Marigold’s customer Susan had called Jerry selfish, narcissistic, and manipulative. And those were nice terms compared to what some of the other people had used to describe him. Susan had confessed to Marigold that she had bought into his song and dance and succumbed to his questionable charms. He’d been rather cruel afterward, but she refused to go into detail, despite Marigold’s less than subtle questioning.
It was alarming to discover just how many women were being serviced by the phenomenal Jerry Saxton, many of them concurrently. The women were married, single, old, young, rich, poor—you name it. Jerry was an equal-opportunity womanizer.
If the number of Jerry’s sexual encounters was shocking, something equally alarming cropped up in our investigations.

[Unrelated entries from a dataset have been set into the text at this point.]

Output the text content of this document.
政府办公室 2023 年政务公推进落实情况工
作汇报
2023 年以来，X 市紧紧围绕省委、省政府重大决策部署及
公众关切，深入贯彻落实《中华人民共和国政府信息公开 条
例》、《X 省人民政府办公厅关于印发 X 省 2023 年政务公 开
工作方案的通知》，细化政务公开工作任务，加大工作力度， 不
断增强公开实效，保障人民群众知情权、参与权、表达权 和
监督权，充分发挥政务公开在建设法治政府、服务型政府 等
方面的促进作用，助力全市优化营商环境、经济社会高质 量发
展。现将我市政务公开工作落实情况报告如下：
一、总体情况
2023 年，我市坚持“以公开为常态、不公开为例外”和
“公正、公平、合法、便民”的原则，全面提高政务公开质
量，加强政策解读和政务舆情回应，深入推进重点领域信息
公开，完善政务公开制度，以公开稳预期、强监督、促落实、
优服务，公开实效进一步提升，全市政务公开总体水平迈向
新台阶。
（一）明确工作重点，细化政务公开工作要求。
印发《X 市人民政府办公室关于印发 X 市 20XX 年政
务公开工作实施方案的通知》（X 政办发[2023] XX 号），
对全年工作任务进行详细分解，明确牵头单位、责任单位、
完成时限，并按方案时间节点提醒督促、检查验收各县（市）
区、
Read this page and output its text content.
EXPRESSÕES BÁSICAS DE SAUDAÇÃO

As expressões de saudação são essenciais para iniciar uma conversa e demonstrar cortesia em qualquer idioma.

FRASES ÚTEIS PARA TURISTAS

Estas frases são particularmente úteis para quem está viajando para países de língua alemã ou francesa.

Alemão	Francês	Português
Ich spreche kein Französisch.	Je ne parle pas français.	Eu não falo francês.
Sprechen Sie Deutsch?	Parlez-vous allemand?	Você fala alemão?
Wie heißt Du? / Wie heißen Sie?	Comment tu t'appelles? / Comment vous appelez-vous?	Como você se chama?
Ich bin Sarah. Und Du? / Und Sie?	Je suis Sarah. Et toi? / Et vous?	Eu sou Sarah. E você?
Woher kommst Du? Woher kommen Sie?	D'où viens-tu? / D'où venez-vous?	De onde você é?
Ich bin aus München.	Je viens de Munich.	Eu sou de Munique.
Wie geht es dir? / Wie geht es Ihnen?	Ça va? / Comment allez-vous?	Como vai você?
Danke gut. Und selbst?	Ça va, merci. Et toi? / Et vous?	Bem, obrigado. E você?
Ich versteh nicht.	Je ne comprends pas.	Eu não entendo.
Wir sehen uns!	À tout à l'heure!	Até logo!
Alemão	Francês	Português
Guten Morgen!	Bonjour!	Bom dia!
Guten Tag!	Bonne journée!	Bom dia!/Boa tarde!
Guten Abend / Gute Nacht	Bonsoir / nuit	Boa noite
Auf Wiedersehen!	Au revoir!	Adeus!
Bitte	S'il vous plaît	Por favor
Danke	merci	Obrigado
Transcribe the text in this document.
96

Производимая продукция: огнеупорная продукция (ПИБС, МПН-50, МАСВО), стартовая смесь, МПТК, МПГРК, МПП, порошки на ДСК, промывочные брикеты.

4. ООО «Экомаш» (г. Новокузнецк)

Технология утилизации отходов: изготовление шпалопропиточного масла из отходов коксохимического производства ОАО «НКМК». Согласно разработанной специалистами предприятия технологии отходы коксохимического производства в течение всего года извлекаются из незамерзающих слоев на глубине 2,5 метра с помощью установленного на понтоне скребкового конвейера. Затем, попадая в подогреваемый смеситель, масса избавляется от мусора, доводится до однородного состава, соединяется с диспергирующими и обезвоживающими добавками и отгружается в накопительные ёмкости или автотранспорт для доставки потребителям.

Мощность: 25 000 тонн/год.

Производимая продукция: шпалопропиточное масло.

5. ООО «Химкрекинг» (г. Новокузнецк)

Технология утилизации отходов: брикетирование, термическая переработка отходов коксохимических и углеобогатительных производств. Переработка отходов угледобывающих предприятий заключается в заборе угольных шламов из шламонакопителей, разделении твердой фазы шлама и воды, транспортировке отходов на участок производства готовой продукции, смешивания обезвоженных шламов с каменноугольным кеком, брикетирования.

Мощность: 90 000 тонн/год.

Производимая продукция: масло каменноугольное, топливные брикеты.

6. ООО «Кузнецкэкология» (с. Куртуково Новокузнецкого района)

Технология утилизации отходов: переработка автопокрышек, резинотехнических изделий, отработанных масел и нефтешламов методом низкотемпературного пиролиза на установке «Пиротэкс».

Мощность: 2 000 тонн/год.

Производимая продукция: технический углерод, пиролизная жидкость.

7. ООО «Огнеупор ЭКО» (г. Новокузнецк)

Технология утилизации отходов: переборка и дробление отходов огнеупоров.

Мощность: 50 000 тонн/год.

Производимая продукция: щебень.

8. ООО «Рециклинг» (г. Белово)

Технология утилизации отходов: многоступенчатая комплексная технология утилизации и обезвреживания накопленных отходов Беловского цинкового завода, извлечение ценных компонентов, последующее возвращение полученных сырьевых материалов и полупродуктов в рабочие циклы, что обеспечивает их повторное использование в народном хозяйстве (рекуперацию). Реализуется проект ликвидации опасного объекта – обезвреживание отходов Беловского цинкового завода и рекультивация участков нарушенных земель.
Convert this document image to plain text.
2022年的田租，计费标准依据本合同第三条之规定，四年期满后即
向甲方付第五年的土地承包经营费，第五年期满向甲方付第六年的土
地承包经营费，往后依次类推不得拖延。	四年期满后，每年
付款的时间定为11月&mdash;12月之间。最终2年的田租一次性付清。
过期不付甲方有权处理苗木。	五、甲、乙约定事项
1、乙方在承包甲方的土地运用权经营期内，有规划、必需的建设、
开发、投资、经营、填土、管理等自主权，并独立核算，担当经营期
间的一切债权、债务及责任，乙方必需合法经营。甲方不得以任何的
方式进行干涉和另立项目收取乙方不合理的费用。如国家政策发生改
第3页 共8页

Through one of Lizzie’s business connections, we found out that several unwarranted home foreclosures had occurred as a direct result of Jerry’s allegedly shady dealings.
I remembered on the night of our date, Jerry had talked about some of the property deals he’d handled in Lighthouse Cove, but I hadn’t realized there were so many. And I’d certainly never thought he might be doing anything illegal with them. Then again, I didn’t really know the man at all.
I was beginning to think it might be easier to find someone in town who didn’t have a motive to kill Jerry.
By the end of the week, there were still too many questions in my mind. But now I knew exactly who to talk to in order to get some answers.